LONDON (Reuters) - Teachers are set to launch the first challenge to proposed government reforms of public sector pensions after one of the largest education unions agreed on Saturday to ballot members on strike action.
The move by delegates at the National Union of Teachers (NUT) conference in Harrogate could lead to strikes in June and follows a similar decision by the smaller Association of Teachers and Lecturers (ATL) this week.
Civil servants in the Public and Commercial Services union will also consider a strike ballot call at a conference next month.
Trade union leaders have agreed to coordinate their protests against government austerity measures including job cuts and pay freezes, with pension reform a potential flashpoint.

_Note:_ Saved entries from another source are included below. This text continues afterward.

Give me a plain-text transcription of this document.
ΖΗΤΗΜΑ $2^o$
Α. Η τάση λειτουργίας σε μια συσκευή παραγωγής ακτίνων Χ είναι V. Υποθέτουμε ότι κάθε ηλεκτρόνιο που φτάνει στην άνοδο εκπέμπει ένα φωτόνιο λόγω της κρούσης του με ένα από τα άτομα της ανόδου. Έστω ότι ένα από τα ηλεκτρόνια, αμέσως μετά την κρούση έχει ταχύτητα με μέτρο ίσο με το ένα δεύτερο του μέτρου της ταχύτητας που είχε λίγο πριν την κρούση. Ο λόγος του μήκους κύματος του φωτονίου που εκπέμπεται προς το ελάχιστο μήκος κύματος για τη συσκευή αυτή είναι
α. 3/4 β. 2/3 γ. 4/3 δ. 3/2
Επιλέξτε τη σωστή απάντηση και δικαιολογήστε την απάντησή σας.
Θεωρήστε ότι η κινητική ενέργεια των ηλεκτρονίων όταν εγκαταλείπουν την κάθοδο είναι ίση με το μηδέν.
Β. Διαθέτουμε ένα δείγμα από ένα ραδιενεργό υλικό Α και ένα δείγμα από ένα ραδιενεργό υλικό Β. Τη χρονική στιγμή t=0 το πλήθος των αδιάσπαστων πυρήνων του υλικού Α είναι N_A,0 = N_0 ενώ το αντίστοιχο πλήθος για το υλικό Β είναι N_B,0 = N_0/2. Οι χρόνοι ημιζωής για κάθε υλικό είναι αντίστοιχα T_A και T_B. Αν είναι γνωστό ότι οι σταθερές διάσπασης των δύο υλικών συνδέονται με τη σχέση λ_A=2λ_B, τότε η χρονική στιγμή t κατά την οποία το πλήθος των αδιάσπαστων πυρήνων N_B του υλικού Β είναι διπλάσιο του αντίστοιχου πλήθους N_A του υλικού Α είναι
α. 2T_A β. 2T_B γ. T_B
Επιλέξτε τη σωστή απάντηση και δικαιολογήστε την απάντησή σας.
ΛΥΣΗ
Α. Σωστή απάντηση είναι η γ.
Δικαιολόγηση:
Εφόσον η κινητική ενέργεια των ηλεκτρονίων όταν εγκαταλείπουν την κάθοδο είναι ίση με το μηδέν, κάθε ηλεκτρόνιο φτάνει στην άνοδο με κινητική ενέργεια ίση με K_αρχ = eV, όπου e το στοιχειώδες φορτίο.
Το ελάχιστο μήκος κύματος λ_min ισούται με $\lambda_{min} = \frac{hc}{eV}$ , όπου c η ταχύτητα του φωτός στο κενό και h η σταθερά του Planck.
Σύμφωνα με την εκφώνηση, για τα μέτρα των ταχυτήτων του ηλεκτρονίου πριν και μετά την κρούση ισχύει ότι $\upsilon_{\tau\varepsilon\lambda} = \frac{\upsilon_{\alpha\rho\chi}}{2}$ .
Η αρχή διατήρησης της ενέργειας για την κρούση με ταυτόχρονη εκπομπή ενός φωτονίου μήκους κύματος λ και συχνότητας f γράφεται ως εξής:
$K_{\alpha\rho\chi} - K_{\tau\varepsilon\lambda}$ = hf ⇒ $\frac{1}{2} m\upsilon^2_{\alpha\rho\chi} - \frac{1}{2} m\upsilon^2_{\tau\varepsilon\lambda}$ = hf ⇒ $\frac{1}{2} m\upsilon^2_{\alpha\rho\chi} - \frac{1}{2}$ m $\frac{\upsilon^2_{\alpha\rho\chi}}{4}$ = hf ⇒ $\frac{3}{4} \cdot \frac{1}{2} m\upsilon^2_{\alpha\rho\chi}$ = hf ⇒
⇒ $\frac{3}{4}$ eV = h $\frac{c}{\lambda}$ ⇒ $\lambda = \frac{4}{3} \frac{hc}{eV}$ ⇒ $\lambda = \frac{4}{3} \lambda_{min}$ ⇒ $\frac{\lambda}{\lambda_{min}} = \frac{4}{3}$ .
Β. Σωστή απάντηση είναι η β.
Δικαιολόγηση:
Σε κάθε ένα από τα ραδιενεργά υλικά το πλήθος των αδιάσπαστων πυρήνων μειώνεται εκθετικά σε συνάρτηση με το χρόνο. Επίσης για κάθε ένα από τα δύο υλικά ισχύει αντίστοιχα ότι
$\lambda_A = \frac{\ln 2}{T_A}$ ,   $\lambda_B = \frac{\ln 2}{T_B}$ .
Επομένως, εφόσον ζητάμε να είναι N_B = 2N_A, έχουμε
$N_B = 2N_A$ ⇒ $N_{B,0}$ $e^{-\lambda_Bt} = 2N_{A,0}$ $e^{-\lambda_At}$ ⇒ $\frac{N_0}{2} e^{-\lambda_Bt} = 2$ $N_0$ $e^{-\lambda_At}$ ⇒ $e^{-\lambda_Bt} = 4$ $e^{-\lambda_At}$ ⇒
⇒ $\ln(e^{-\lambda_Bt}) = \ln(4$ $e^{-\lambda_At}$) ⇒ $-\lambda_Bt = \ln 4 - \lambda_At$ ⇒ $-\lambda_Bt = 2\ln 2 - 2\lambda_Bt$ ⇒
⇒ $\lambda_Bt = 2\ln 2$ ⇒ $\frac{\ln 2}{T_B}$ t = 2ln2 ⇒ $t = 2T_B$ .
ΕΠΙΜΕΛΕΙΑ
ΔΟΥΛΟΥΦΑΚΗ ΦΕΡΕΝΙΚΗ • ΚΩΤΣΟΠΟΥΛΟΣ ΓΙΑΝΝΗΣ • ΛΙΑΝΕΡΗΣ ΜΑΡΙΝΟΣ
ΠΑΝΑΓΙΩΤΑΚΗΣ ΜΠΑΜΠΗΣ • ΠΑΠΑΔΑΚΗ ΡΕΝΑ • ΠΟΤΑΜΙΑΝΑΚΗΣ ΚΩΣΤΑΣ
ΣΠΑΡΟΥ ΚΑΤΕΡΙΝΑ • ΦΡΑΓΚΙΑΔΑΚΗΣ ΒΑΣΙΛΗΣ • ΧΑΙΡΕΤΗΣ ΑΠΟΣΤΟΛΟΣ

The coalition government, seeking to cut a record budget deficit, is consulting over proposals to make public sector workers retire later and receive lower pension benefits.
NUT General-Secretary Christine Blower said any strike action would not disrupt summer school exams.

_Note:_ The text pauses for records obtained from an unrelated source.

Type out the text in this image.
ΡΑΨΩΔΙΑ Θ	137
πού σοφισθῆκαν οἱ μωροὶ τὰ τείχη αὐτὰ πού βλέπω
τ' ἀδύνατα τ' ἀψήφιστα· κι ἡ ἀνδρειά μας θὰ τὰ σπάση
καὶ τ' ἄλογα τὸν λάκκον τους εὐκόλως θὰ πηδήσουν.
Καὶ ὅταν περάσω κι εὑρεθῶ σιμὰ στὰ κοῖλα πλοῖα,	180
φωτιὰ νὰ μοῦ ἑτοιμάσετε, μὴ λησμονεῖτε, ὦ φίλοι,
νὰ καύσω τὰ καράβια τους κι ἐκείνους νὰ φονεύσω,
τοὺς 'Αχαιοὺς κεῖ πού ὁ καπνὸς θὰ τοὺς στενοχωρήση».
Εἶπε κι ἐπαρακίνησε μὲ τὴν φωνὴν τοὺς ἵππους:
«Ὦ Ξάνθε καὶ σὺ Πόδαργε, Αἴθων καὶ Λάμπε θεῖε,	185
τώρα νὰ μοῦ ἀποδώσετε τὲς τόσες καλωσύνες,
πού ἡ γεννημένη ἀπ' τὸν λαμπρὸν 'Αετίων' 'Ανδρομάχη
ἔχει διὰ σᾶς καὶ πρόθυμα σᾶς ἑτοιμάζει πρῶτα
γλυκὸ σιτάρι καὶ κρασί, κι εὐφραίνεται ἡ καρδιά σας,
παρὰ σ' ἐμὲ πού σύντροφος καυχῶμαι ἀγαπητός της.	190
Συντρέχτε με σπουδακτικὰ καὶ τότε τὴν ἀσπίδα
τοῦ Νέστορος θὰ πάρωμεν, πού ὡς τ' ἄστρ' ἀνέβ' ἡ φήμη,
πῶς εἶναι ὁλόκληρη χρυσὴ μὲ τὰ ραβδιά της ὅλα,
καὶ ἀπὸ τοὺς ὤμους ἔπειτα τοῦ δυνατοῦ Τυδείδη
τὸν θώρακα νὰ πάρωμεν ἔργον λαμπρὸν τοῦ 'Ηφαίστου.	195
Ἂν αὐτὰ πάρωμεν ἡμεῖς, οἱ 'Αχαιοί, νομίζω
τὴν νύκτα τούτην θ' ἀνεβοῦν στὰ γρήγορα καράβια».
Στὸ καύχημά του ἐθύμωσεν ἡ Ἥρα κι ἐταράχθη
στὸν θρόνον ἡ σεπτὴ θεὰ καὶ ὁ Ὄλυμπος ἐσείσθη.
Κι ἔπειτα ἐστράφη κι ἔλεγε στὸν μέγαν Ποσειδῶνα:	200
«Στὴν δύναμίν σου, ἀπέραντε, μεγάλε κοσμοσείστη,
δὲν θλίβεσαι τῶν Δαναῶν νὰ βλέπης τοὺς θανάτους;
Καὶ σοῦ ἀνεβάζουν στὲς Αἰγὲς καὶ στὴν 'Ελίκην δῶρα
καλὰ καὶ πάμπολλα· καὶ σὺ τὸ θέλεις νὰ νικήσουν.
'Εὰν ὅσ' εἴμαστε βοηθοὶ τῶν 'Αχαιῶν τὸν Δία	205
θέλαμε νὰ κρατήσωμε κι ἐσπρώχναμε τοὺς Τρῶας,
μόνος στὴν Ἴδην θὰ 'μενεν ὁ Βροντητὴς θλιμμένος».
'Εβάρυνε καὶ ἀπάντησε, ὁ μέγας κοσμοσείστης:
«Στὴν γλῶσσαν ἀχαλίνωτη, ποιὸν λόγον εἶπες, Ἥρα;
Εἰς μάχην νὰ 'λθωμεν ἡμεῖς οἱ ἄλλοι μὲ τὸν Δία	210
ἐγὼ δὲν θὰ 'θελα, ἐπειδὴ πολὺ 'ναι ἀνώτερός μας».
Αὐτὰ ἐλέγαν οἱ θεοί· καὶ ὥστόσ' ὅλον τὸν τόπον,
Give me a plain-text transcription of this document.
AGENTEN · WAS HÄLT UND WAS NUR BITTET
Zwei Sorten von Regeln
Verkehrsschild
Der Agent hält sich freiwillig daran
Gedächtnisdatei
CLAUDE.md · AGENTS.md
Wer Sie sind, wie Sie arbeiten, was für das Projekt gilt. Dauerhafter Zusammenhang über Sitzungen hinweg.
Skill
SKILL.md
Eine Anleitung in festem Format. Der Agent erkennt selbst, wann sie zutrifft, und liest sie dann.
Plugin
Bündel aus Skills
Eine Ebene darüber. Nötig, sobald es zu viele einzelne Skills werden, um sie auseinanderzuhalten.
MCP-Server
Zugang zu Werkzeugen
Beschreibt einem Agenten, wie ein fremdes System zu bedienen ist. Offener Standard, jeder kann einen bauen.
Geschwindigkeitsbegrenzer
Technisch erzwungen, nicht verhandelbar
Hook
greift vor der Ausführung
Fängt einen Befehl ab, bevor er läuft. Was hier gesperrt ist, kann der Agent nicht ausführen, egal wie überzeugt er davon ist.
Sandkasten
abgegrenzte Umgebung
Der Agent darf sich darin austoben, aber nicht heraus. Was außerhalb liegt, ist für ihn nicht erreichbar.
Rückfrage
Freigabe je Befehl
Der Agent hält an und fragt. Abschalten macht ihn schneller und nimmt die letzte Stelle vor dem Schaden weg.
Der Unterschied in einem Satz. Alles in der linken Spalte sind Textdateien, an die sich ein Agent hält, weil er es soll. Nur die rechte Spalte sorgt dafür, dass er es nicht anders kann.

She said she would discuss the timing of a possible strike with the ATL teaching union and that the action would be coordinated through the Trades Union Congress, the national unions association.
“There is every possibility that by the time we get to the autumn our colleagues who are in the local government (pension) scheme and the health schemes and the civil service schemes will also be taking action, on a coordinated but not necessarily simultaneous basis with us,” she told BBC TV.
Education Minister Nick Gibb said the changes were required because increasing life expectancy had made the schemes unaffordable, with the cost of paying teacher pensions forecast to double to 10 billion pounds in 2015 from 5 billion pounds in 2005.